All in all, we were fighting it, but its time to go home


Saturday 10 January 2009

Saving the worst till last - Chennai

Chennai (formally Madras) is the worst city we have visited in India, possibly even on our trip. Phnom Penh takes it close. It really has very few redeeming features, well from what we saw, anyway. Rubbish everywhere, rats, extreme poverty side by side with the new wealthy middle classes, no descernable centre and a complete lack of 'sights'. So we spent our time, as always, taking pictures of the stupid stuff that we noticed.
Banana leaves being prepared for use as plates in the restaurants
Fresher than fresh chickens.
I never did get a Chicken Madras, strangely it was never on any menus. Having said that, I've never seen Dover Sole on the menu back at home either, but i think that says more about Dover than the Anglicised Curry we get back home. If anyone can tell me what Chicken 69 is, I'd be thankful, because I never felt like risking ordering it.
This policemen was chuffed to bits with me marveling at his enormous handlebar mustache and asking for his photo. He was on guard outside a police station, but was reluctant for his machine gun to be included in the shot, so merrily propped it up against a wall out of sight. So if anyone is planning a raid on anything being protected by an Indian Policeman, all you need to do to disarm them is complement their facial hair and ask for a photo.

Indian men are insanely and unashamedly vain, so this sign will not be followed

Is it the same man that does the watches and the circumcisions?

Eamon Holmes seems an unlikely poster boy.
I'd love to know if he's authorized the use of his image

Us struggling to enjoy Chennai wasn't helped that Nic wasn't well and had developed full blown curryphobia. This was like torture for me. Having curry 3 times a day is my idea of paradise.

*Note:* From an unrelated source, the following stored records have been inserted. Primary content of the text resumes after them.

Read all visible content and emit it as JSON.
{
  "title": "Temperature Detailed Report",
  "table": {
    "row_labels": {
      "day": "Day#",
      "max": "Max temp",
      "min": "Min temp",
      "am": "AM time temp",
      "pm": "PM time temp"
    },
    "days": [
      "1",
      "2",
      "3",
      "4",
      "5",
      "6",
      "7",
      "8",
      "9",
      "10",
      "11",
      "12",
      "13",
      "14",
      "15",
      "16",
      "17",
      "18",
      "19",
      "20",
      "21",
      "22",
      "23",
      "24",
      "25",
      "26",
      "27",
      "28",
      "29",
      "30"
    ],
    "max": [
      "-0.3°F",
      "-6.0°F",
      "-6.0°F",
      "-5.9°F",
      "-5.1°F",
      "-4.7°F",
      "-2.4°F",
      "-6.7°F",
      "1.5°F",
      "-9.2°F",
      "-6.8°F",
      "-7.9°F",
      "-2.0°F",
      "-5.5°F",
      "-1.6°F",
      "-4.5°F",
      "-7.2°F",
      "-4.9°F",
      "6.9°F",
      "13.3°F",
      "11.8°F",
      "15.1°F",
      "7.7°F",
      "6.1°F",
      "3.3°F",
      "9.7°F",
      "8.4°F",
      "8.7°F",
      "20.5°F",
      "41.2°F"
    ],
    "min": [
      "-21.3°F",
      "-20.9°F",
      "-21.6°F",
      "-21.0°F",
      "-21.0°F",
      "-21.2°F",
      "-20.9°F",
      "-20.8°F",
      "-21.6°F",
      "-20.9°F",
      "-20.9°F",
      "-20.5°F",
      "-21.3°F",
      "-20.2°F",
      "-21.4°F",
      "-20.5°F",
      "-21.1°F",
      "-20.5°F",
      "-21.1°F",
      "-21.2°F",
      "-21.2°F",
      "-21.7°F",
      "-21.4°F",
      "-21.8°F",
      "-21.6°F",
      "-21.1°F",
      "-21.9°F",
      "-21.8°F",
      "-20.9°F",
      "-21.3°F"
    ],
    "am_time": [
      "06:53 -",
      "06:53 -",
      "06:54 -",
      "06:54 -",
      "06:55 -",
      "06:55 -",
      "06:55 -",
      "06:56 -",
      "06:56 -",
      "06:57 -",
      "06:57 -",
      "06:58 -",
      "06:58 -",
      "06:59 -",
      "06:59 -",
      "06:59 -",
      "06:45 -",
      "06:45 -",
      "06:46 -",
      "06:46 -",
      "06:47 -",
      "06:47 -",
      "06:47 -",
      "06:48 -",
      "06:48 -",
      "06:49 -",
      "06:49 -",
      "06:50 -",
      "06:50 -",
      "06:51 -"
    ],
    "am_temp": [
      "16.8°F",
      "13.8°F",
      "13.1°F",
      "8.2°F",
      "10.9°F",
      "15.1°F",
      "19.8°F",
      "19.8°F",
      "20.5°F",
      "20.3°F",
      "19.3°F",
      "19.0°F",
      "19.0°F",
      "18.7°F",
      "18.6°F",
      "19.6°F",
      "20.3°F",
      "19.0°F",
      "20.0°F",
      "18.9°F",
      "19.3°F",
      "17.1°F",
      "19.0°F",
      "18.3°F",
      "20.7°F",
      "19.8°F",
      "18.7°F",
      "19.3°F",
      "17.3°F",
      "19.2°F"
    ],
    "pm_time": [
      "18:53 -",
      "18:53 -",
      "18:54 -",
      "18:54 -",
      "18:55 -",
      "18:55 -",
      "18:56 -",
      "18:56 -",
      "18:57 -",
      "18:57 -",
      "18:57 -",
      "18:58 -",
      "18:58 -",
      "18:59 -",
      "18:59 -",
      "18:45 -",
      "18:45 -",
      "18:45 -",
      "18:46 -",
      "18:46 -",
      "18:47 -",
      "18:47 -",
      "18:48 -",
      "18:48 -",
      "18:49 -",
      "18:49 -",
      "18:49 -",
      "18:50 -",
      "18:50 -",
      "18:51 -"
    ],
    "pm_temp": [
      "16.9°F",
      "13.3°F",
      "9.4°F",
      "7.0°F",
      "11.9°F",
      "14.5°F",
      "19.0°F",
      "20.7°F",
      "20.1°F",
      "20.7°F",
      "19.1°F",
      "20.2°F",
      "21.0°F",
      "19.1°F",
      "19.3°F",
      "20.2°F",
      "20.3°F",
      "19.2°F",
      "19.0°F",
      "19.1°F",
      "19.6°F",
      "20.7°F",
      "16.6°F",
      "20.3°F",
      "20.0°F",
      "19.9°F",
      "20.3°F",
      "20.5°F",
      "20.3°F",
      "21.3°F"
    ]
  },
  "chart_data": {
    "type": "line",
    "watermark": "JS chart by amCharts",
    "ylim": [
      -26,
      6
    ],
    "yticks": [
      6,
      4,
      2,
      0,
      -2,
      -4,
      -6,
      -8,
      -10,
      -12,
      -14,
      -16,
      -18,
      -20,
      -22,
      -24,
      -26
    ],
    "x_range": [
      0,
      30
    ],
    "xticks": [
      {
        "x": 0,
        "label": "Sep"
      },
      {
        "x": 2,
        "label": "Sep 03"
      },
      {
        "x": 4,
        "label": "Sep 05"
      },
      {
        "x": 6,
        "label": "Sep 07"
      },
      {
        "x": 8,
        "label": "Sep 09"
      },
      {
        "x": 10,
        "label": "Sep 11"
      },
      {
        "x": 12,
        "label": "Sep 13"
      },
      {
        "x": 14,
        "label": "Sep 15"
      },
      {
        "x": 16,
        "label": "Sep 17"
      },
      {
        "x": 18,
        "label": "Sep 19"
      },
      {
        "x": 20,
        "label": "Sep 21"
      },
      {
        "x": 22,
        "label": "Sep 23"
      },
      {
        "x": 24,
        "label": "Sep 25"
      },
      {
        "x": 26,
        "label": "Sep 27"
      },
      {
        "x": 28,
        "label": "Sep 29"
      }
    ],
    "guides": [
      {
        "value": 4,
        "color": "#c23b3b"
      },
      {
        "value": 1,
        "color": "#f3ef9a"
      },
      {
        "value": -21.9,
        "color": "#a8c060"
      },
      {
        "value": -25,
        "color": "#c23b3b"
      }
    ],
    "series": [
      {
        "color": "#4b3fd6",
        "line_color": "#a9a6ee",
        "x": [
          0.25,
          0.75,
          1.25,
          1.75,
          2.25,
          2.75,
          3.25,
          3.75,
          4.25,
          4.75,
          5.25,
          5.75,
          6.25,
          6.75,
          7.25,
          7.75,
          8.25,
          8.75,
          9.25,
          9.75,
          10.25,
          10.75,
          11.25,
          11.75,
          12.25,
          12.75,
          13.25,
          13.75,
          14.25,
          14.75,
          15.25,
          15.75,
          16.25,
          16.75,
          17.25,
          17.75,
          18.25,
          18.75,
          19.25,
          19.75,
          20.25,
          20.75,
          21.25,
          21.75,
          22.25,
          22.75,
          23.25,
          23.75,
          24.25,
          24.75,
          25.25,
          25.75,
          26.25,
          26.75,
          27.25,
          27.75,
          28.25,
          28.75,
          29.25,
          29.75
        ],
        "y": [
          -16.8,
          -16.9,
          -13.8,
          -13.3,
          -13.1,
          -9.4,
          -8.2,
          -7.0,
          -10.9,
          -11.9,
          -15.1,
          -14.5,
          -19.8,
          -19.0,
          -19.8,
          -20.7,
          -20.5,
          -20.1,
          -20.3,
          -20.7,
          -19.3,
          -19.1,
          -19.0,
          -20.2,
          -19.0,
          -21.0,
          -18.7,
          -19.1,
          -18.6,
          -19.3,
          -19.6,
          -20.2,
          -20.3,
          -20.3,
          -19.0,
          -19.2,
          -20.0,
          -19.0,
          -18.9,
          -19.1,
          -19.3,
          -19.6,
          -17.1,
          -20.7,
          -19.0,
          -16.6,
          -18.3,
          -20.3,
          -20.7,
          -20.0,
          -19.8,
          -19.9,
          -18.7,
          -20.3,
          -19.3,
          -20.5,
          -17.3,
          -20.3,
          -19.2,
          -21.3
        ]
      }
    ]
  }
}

Aloo Paratha (the breakfast of choie in the north of spicy potato filled chapati served with curd) and chai (insanely sweet and milky Indian tea)
- the only palatable breakfast option for a curryphobe

Masala Dosa (the southern breakfast of rice flour pancakes filled with spicy potato and served with a selection of curry dips) and chai
- the only serious option for a curry lover

Sadly all the bad aspects of being in India were getting to us now that the good aspects of India had stopped being so enthralling. We were tired, tired of everyday being a battle, tired of arguing about the price of everything, tired of the beggars and hawkers, tired of the noise and pollution. The romance of India had shrivelled, our love/hate relationship with India was looking dangerously like turning into just hate. We were ready to go home.

Our last evening provided us with a perfect example of the Indian experience. In the space of 15 minutes, we went from being joyous that we were going home, exasperated by the way things work in India after having ridiculous arguments with the staff at the relatively expensive hotel that we'd treated ourselves to about getting hot water and getting a taxi to the airport organized for the morning, to being gutted that we were going home due to the warmth of a waiter at a little locals restaurant round the corner. He was amused and bemused by my request for some chillies to go with my food (goras can't eat spicy Indian food, we have been told a million times, and each and every time we have told them we eat spicy Indian food at home every week but they refuse to believe us) and then watching me eat and remarking to Nicky, 'Your husband is very Mr Dangerous!' with a perfect Indian head wiggle, and wrist twist. Sorry if this all sounds a bit Jim Davidson.

The toilets at Chennai International Airport provide a perfect example of how India have a long way to go before they are the world superpower that they are claim they already are.

Everywhere we have been people are wonderfully proud of their country, nationalism untainted by far right associations, which is a beautiful thing. Sadly in India they take it a little bit too far. They feel blessed to be Indian, that it is the greatest country the world, and refuse to recognise any of the social, political or economic problems that they so clearly have. It is a wonderful country, full of wonderful people, sights and sounds, but also a country that is deeply flawed.